Keeping your dog safe during a car journey
Be sure to follow these helpful safety tips from the Dogs Trust
Use a car harness, travel crate or sturdy and properly-fitted dog-guard to ensure your dog is safely restrained on car journeys.
Travelling is thirsty work for a dog. Ensure that all animals have a ready supply of fresh drinking water at all times. A worthwhile investment is a non-spillable bowl. Plan to make plenty of stops along the way to allow him to stretch his legs and spend a penny. But be sure to check that you’ve stopped in a safe place before taking him for a walk. Motorway service stations are a good option for a break, whereas you should never exercise your dog on the hard shoulder of a motorway.
The heat inside a stationary vehicle can be deadly and it’s never a good idea to leave a dog alone in a car, especially on a warm or hot day. Make certain that your pet isn’t sitting in direct sunshine while you are travelling and aim to only be on the road during the coolest parts of the day. Be careful that any sun visors you use are not going to obscure your vision while driving. Always ensure that someone stays with your dog when you stop at a service station.

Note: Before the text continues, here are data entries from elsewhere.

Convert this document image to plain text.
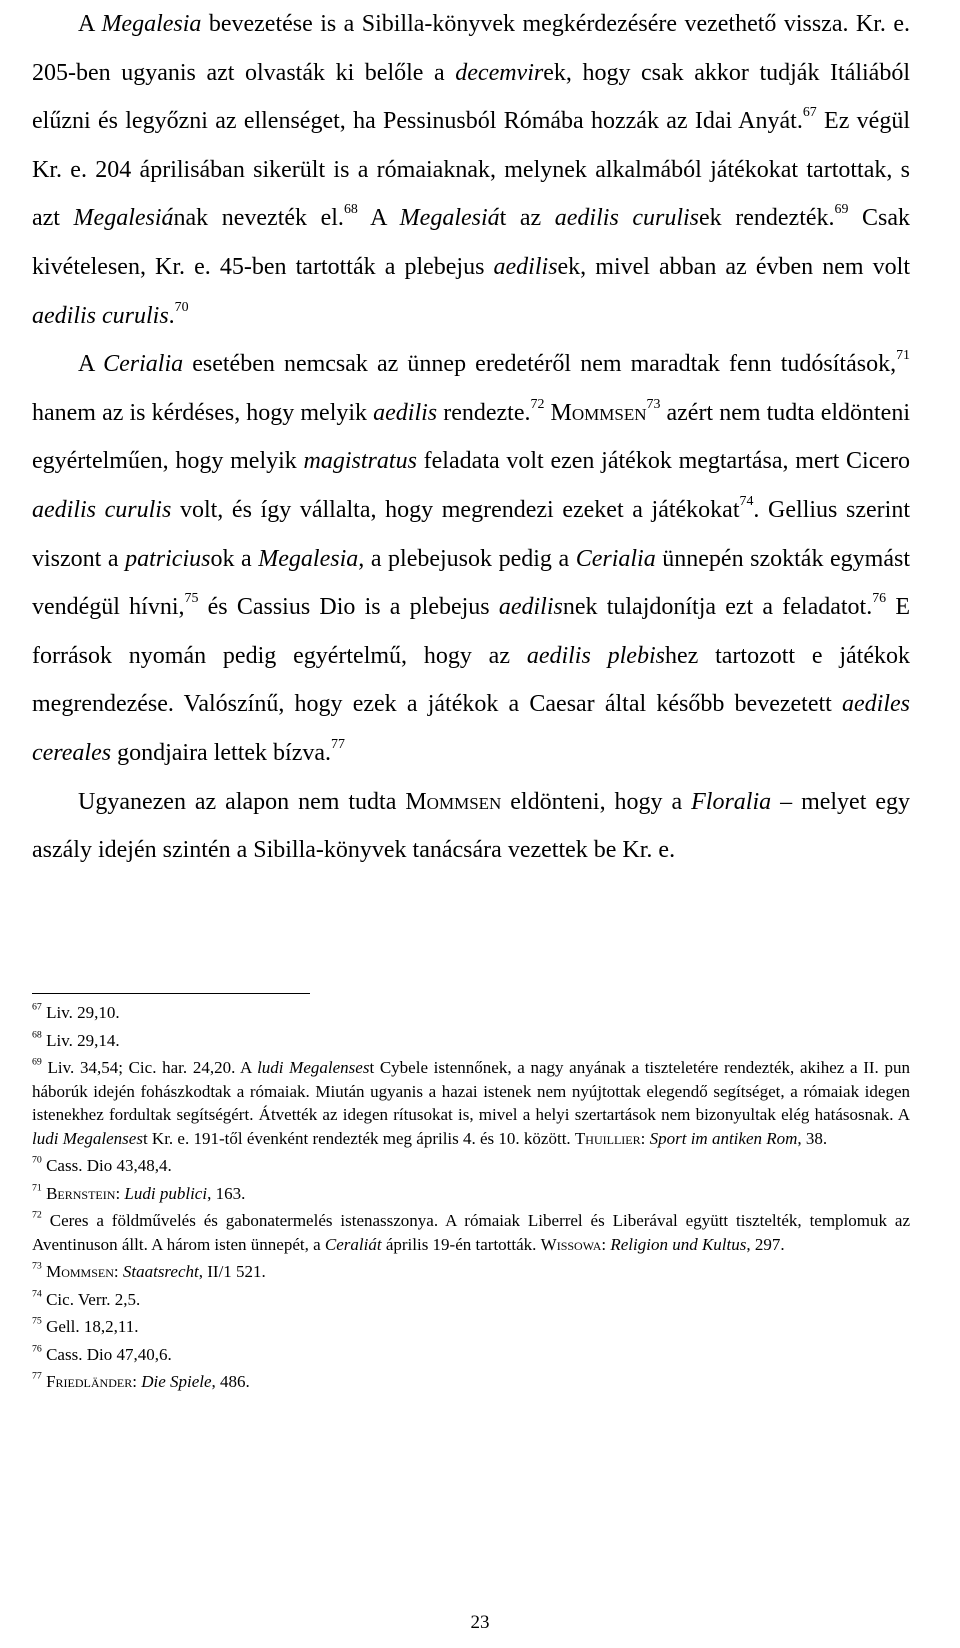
A Megalesia bevezetése is a Sibilla-könyvek megkérdezésére vezethető vissza. Kr. e. 205-ben ugyanis azt olvasták ki belőle a decemvirek, hogy csak akkor tudják Itáliából elűzni és legyőzni az ellenséget, ha Pessinusból Rómába hozzák az Idai Anyát.$^{67}$ Ez végül Kr. e. 204 áprilisában sikerült is a rómaiaknak, melynek alkalmából játékokat tartottak, s azt Megalesiának nevezték el.$^{68}$ A Megalesiát az aedilis curulisek rendezték.$^{69}$ Csak kivételesen, Kr. e. 45-ben tartották a plebejus aedilisek, mivel abban az évben nem volt aedilis curulis.$^{70}$

A Cerialia esetében nemcsak az ünnep eredetéről nem maradtak fenn tudósítások,$^{71}$ hanem az is kérdéses, hogy melyik aedilis rendezte.$^{72}$ Mommsen$^{73}$ azért nem tudta eldönteni egyértelműen, hogy melyik magistratus feladata volt ezen játékok megtartása, mert Cicero aedilis curulis volt, és így vállalta, hogy megrendezi ezeket a játékokat$^{74}$. Gellius szerint viszont a patriciusok a Megalesia, a plebejusok pedig a Cerialia ünnepén szokták egymást vendégül hívni,$^{75}$ és Cassius Dio is a plebejus aedilisnek tulajdonítja ezt a feladatot.$^{76}$ E források nyomán pedig egyértelmű, hogy az aedilis plebishez tartozott e játékok megrendezése. Valószínű, hogy ezek a játékok a Caesar által később bevezetett aediles cereales gondjaira lettek bízva.$^{77}$

Ugyanezen az alapon nem tudta Mommsen eldönteni, hogy a Floralia – melyet egy aszály idején szintén a Sibilla-könyvek tanácsára vezettek be Kr. e.

$^{67}$ Liv. 29,10.

$^{68}$ Liv. 29,14.

$^{69}$ Liv. 34,54; Cic. har. 24,20. A ludi Megalensest Cybele istennőnek, a nagy anyának a tiszteletére rendezték, akihez a II. pun háborúk idején fohászkodtak a rómaiak. Miután ugyanis a hazai istenek nem nyújtottak elegendő segítséget, a rómaiak idegen istenekhez fordultak segítségért. Átvették az idegen rítusokat is, mivel a helyi szertartások nem bizonyultak elég hatásosnak. A ludi Megalensest Kr. e. 191-től évenként rendezték meg április 4. és 10. között. Thuillier: Sport im antiken Rom, 38.

$^{70}$ Cass. Dio 43,48,4.

$^{71}$ Bernstein: Ludi publici, 163.

$^{72}$ Ceres a földművelés és gabonatermelés istenasszonya. A rómaiak Liberrel és Liberával együtt tisztelték, templomuk az Aventinuson állt. A három isten ünnepét, a Ceraliát április 19-én tartották. Wissowa: Religion und Kultus, 297.

$^{73}$ Mommsen: Staatsrecht, II/1 521.

$^{74}$ Cic. Verr. 2,5.

$^{75}$ Gell. 18,2,11.

$^{76}$ Cass. Dio 47,40,6.

$^{77}$ Friedländer: Die Spiele, 486.

23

It isn’t only humans who suffer from car sickness. Avoiding feeding your dog just before travelling will help reduce the likelihood of him becoming poorly.
Remember the legal responsibilities you have relating to the control of your dog. The interior of your car legally constitutes a public place, meaning that you could fall foul of the Dangerous Dogs Act 1991 if anyone was bitten when sticking his or her fingers through the window. Be sure that your dog is using a muzzle in the car if you have been ordered to keep your dog muzzled in public.
It might look cute and cool but allowing your dog to stick his head of the window can be dangerous. He could be injured by a passing vehicles, or his eyes or ears could be damaged by particles in the air. Another possibility is that your dog will jump out of the window, with potentially devastating consequences.
Using sedatives to calm your dog before and during a long journey should only ever be a last resort. If you do think it is necessary, then only ever use sedatives that have been specifically prescribed for your pet by his vet.